I started my final leg (leg 32) at 3:45 am. We were ahead of our spreadsheet schedule by at least 10 minutes. I had to do my last 4.09 miles in 40:13, and I figured I could (though it did have some mild hills). I was pretty tired, but figured I had it in me to finish well. Still, I got out there and was pretty fuzzy-brained. It was hard to push myself, but I kept thinking about the course record and how I didn’t want to let down my teammates. It was definitely the hardest leg, even though it was the shortest and probably the easiest course-wise, but I just didn’t have much oomph left. About 0.5 mile from the end, I slipped on the wet pavement and fell, skinning my right knee and my hands. I got up as fast as I could and kept going, but still, I finished in 40:29, 16 seconds slower than my goal pace. I wasn’t happy with that, or with my ave HR of only 154, but I had done my best under the circumstances. We still had a good cushion of at least 6 minutes (we had a few slow legs just before this).
Well, the cushion didn’t last long. The 4th legs were hard on everyone, and by the time we got to our last few legs, we were very close to the spreadsheet time. The pressure was on for Holly to finish her last leg in her assigned time.
Meanwhile, in the van, my foot was excruciatingly painful. I could barely think about how the others were doing, and had so much trouble getting out to cheer Katie on for her last very difficult leg. Ice finally restored me a little, but it was still so painful as the adrenaline wore off once I had finished my part.
We got to the beach and nervously awaited Holly’s arrival; I was only able to hobble slowly but managed to get out there. We figured that if she could do under 12:20/mile we’d break the record, but with how tired everyone was we didn’t know if she’d be able to do it. Pretty soon we saw her --- and we had 8 minutes to spare! We started chanting “HOLLY HOLLY HOLLY” and she crossed the finish line in 21:45:37, which was a full 7 minutes under the course record. We all screamed our lungs out and joined her for a victory lap on the sand under the finish line. It was such a great moment, and worth all the pain.
Later that night, after the awards ceremony, I did go to the ER and have my foot x-rayed. The pain was so bad in the afternoon that I could hardly sleep (and this after 24 hr of no sleep!) so I figured I had to do it, even though it meant Loren had to watch the kids while I was there. The x-ray was negative, but the doc said it could still easily be a stress fracture, as they do not show on x-ray for 7-10 days. He did say it might just be soft tissue damage. In either case the treatment is the same for now: crutches, ice, vicodin for pain, and anti-inflammatory medication and ace wrap for swelling. After a few days it’s feeling a bit better but I am still staying off of it.

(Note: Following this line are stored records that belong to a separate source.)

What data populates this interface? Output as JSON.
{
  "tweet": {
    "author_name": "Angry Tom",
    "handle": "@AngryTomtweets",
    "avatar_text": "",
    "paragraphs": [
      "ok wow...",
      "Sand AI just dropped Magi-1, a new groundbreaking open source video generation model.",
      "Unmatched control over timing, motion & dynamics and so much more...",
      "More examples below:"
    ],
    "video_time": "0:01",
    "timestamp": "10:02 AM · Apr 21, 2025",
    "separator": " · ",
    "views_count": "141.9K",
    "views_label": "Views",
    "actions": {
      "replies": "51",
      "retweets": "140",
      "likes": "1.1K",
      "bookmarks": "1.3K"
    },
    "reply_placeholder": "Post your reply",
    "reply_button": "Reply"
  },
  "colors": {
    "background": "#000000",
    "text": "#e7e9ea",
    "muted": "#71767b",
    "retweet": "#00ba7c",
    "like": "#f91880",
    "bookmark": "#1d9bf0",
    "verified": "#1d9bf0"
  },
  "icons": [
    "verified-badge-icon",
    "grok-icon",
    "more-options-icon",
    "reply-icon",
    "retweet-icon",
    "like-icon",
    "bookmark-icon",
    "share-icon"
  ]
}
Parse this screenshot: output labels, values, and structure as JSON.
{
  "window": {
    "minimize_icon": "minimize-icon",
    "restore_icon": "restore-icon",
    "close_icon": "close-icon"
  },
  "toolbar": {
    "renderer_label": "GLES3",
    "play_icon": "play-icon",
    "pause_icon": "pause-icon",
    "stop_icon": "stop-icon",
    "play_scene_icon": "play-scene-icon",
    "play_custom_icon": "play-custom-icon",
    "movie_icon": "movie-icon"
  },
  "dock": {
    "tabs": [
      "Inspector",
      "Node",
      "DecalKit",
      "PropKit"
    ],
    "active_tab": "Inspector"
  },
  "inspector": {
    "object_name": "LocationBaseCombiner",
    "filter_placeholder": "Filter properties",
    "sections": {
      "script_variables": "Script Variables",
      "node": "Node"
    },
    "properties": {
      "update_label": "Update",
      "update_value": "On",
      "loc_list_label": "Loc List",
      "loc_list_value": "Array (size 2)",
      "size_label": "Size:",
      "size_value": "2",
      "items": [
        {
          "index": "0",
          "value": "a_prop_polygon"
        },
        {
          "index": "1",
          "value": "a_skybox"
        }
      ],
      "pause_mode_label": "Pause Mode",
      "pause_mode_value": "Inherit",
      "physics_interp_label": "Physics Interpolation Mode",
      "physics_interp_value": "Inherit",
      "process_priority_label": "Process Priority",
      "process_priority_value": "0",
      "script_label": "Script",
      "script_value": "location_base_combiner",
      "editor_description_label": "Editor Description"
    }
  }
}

Strangely, I’m not too upset about the injury. It might be the end of my Portland Marathon hopes for 10/4, but y’know what? I had such a great race this last weekend, that I honestly think I will be OK about it if I can’t do the marathon. Disappointed, yes, but OK.
It’s going to be a weight gain kind of week though, with no exercise (I have not gone this long w/o exercise in 4 years!) and lots of good vacation food, but oddly enough, I am not worried about that either. I feel sure I can get it back off again, and really, I’m just so thrilled with our race. A six-woman team WON the race (we were 2nd only to ONE men’s team, but beat all of the other teams in the race) and broke the course record, set in 2000 by a 12-woman team. We were amazing, and I got to be a part of it. That was more than worth everything.